Outgoing International Air Transport Association chairman Alan Joyce has warned against a return to a “one-size-fits-all” economy class, saying bigger people seeking a comfortable journey have the option of paying to upgrade to better seating.
The issue arose as airline chiefs at this month’s IATA conference in Sydney warned against any move by the Federal Aviation Administration to regulate the amount of leg room provided to economy passengers.
The US House of Representatives in April overwhelmingly passed a House Transportation and Infrastructure Committee bill that included a requirement that the FAA set minimum size standards for aircraft seating.
The airline bosses — Qantas boss Joyce, IATA director general Alexandre de Juniac as well as incoming IATA chairman and Qatar chief Akbar Al Baker — were united in their opposition to any move to regulate legroom.
Asked by AirlineRatings about the implication beyond the US of an FAA ruling, de Juniac said IATA believed “these type of ideas should not be implemented”.
It was not the role of overburdened regulators, he said, to regulate “the size of your seat or the space for your legs”.
Joyce said airlines had a range of products people could decide to buy.
“In Qantas, you can have a Jetstar seat, it’s very low cost, it has a tighter seat pitch than Qantas and you know what that product is,’’ he said. “You can buy a premium economy seat on Qantas, a business seat or a first-class seat.
“So we offer the choice and people can choose that choice. I think the last thing we want to do is to get to one-size-fits-all and everybody’s paying the same price and airfares go back to where they were 20 years ago because the regulators come in thinking they’re doing the right thing. Actually, a lot of consumers will lose out on that.”
Joyce, who is on the shorter end of the passenger height spectrum, noted he had no problem flying on Jetstar for five years in economy.
“With my size, I’m happy with that and there were airfares I was extremely happy with,’’ he said. “Let the people have the choice and decide what they want.’’
The US seat requirement is still vague and gives the FAA a year to develop regulations on minimum standards for economy seating, including seat pitch, width and length.
It does not specify what these should be other than to say they would be “minimum dimensions for passenger the safety and health of passengers”.
Nor does it give any indication how the rules would relate to cramped seating already in place.
There is some speculation is that it could establish a floor for seat pitch at 28 inches and a minimum width of 16.5 inches, dimensions that would still be cramped for many people.

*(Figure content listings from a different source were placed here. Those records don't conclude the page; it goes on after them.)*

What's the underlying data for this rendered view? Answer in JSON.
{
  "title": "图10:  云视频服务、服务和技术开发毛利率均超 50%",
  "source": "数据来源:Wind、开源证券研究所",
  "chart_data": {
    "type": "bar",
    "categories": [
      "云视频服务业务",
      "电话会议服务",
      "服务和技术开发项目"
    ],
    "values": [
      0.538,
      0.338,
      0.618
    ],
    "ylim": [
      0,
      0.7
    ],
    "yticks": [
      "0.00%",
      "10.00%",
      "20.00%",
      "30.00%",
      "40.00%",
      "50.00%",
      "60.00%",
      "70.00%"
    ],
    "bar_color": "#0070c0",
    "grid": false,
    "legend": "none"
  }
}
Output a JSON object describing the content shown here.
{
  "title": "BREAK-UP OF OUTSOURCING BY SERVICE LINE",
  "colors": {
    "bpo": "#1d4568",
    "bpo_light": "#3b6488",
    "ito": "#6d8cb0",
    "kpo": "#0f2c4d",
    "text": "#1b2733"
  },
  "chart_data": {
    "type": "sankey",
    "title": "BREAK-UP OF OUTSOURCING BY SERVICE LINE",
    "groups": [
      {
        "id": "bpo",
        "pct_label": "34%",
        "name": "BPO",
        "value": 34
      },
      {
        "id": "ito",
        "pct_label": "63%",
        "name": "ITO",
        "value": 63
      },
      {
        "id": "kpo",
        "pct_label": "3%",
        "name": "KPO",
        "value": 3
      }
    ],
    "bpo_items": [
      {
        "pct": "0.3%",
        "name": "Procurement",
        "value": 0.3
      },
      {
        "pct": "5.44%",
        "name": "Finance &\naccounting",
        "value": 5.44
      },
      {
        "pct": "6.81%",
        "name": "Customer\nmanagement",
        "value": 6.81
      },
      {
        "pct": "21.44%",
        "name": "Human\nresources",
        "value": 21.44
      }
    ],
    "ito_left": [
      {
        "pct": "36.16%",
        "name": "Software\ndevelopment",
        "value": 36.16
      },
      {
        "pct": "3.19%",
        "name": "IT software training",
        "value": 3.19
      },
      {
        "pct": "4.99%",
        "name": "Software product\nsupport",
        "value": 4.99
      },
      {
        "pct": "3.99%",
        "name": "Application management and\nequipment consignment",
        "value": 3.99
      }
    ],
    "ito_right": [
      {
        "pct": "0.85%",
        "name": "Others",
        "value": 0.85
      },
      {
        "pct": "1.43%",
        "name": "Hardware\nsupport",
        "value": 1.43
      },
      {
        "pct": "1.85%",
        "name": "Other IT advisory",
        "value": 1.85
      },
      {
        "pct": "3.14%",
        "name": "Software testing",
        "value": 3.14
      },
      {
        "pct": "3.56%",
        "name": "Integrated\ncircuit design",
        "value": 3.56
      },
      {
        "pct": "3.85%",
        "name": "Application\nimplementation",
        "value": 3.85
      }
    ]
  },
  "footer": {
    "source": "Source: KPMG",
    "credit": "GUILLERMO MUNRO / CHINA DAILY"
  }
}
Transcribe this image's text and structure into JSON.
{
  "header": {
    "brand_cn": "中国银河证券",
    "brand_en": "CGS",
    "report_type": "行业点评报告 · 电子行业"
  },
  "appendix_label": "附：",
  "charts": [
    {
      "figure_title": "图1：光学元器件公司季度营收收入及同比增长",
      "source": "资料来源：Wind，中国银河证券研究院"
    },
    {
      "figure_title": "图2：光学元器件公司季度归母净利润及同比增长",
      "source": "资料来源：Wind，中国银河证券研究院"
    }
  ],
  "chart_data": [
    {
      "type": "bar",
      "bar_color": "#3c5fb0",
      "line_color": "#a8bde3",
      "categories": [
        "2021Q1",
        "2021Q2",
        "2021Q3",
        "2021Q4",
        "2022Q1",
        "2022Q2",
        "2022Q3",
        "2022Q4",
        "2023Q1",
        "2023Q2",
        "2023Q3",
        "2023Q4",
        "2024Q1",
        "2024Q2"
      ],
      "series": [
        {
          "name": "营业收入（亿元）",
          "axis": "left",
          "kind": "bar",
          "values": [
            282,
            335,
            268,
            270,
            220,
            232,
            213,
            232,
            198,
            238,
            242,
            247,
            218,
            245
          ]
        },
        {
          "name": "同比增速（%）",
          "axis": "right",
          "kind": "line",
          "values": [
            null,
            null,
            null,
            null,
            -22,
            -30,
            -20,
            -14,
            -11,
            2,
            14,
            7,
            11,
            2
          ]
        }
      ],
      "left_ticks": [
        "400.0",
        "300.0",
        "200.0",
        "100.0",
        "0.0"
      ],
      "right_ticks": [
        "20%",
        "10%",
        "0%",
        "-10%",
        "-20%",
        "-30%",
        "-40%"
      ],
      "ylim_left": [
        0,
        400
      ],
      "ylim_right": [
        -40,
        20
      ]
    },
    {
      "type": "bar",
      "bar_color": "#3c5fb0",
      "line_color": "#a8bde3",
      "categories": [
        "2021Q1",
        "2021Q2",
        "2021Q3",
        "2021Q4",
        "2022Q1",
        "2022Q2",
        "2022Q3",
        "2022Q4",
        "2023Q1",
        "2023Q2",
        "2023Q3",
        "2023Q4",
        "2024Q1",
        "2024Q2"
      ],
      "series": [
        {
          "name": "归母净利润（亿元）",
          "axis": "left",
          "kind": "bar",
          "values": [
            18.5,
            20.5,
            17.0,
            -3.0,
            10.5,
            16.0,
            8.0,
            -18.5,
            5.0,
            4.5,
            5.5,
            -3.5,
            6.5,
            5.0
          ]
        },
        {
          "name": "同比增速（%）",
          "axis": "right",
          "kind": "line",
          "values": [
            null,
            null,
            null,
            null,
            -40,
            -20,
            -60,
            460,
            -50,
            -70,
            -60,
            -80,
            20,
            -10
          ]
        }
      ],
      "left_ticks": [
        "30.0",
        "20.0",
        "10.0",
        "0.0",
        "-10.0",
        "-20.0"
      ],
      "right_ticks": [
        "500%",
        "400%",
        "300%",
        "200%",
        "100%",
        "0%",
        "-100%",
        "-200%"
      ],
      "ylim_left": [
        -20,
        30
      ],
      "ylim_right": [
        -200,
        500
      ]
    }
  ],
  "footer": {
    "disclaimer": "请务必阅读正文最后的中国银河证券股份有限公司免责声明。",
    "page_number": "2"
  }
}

The FAA was forced to revisit the issue after a federal court judge last year ordered it to address concerns about what she described as “the incredibly shrinking airline seat”.
“As many have no doubt noticed, aircraft seats and the spacing between them have been getting smaller and smaller, while American passengers have been growing in size,” Judge Patricia Millett said.
The court ruling came after advocacy group Flyers Rights petitioned the FAA in 2015 to regulate seat space.
The agency refused so Flyers Rights took legal action, arguing that narrower seats and closer spacing were “endangering the safety, health and comfort of airline passengers.”
In her ruling, Willet expressed doubts about an FAA assertion that seat spacing did not affect the safety or speed of passenger evacuations.
“To support that conclusion, the Administration pointed to (at best) off-point studies and undisclosed tests using unknown parameters,” she said.
Qatar’s Al Baker, who is now chairman of IATA, argued that airlines should regulate themselves when it comes to leg space.
“I think such kinds of issues should be left to IATA to decide,’’ he said. “IATA is a collective organization of all the airlines and this is very important that this kind of one-sided decisions are not left to any regulator but to an international body that will look at the interest of all the airlines and not of just a particular region.”
“And of course, where do you stop?’’ added Joyce. “Do you start going to trains? Do you start going to trams?”
Author and journalist Christine Negroni asked about safety implications, including reports brace positions could no longer be maintained because of the size of seats and doubts about egress during evacuations.
It was not just a question of big people paying more, she said, it was a matter of safety.
Joyce argued that seats and other items on aircraft had to meet stringent safety regulations to be certified, pointing to toasters used on the A380 that cost the airline more than $A50,000 each.
“So we cannot be implementing a product that is not certified by the manufacturer, not certified by the regulator that looks after the manufacturer, not certified by the local regulator and not accepted at the airline,’’ he said.
Al Baker lamented that the traveling public did not realize how stringent were the certification requirements of the seats. This included certifying the seats to withstand 16 times the force of gravity.
“And once you really get to know this you realize that, regardless of the size of the seat, you are traveling on the safest thing that is ever made and that is the seat of an airline,’’ he said.
On the question of egress, Joyce said the airlines had to demonstrate they could evacuate an aircraft in 90 seconds with half the doors closed.
“This is highly regulated and I don’t think people understand the number of steps an airline has to go through to get anywhere near putting a seat on an aircraft,’’ he said. “It is a huge process and you are guaranteed it’s safe if it’s appearing on one of our aircraft.”